By Associated Press - Thursday, June 21, 2018

BISMARCK, N.D. (AP) - New technology will soon be taking internal readings of 15 small pipelines across the western part of North Dakota.

The Piper is the size of a golf ball and filled with acoustic sensors. The small sphere will be inserted at one end of an underground pipeline and flow along with whatever liquid is being carried, checking for clogs and leaks, the Bismarck Tribune reported .

A startup called Ingu Solutions developed Pipers as part of the Intelligent Pipeline Integrity Program (iPIPE), a research and development grant matching project by the North Dakota Industrial Commission. The three-year program is focused on advancing new pipeline leak detection and prevention technologies.

The iPIPE consortium was formed in response to Gov. Doug Burgum’s challenge to have zero oil and gas industry pipeline leaks, said Brian Kalk, development director for the University of North Dakota Energy and Environmental Research Center’s energy system.

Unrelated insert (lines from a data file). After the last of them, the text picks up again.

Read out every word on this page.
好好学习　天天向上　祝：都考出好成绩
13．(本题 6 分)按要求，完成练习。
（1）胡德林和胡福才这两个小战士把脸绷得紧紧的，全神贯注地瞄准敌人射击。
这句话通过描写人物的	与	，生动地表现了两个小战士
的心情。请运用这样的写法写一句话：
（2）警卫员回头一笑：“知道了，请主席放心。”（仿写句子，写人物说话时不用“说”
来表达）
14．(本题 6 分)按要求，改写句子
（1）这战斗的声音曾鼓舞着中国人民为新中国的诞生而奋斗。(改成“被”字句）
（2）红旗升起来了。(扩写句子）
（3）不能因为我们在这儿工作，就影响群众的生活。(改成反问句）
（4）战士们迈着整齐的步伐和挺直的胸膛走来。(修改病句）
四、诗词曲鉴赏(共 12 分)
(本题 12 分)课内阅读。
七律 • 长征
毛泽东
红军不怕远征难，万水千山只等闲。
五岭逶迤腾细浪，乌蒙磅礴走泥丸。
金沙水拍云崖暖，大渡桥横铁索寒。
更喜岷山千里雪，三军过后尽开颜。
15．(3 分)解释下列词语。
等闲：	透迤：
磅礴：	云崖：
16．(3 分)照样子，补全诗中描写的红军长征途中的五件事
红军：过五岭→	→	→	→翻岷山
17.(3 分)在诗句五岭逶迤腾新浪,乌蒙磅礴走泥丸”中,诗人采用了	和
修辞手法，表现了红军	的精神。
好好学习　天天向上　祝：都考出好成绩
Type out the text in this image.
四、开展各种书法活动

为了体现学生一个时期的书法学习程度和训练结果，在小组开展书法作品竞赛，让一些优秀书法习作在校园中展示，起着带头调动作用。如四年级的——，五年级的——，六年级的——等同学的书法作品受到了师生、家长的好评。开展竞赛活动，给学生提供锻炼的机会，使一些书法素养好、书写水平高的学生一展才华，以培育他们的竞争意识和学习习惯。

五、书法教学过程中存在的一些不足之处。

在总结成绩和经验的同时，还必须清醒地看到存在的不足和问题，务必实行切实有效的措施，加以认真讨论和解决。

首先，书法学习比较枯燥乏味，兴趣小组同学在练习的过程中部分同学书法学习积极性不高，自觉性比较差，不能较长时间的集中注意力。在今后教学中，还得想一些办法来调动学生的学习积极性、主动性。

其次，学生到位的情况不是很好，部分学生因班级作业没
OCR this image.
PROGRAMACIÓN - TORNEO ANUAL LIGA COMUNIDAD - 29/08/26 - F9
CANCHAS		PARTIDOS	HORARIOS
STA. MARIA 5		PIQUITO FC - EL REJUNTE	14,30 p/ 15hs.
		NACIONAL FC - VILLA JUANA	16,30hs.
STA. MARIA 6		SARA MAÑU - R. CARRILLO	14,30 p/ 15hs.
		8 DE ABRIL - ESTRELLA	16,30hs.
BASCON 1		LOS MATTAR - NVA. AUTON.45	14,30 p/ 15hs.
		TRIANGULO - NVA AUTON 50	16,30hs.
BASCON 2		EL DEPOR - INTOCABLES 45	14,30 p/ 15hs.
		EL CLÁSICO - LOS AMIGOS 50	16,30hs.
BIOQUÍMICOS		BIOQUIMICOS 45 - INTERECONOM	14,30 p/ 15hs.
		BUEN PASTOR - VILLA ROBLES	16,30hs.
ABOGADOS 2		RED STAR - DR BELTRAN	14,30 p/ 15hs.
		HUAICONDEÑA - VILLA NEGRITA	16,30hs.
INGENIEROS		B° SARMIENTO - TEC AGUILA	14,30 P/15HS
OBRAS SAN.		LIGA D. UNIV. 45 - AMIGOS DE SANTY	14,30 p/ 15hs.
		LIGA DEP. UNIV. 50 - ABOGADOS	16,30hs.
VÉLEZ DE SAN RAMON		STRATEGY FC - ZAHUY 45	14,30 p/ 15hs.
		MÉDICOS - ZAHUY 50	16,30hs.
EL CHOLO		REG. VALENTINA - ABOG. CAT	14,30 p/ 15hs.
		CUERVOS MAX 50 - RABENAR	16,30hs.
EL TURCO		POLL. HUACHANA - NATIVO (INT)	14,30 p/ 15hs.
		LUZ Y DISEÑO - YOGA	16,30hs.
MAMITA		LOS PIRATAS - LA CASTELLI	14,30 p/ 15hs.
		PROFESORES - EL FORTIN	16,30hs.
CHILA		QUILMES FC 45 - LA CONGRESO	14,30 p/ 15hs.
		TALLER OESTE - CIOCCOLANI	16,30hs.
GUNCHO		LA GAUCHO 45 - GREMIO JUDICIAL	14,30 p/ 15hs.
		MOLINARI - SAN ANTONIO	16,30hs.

The consortium’s plan is to test a new technology each of the program’s three years. Ingu was chosen as the first for its unique target market, small gathering pipelines that deliver liquids from remote well sites in the state’s western region. The pipelines have a diameter of less than 8 inches (20.3 centimeters), are unregulated like the larger transmission lines and spread across more than 300,000 miles (482,780 kilometers) of U.S. oil fields, said Ingu CEO John van Pol.

North Dakota having a large portion of those miles makes the state “a sweet spot for our market,” van Pol said.

The Pipers currently have to be shipped back to Ingu for data retrieval after being run through the pipe for as many as 24 hours. Van Pol said the startup is working on building its artificial intelligence capacity to speed the time of data analysis, with a goal of 72 hours.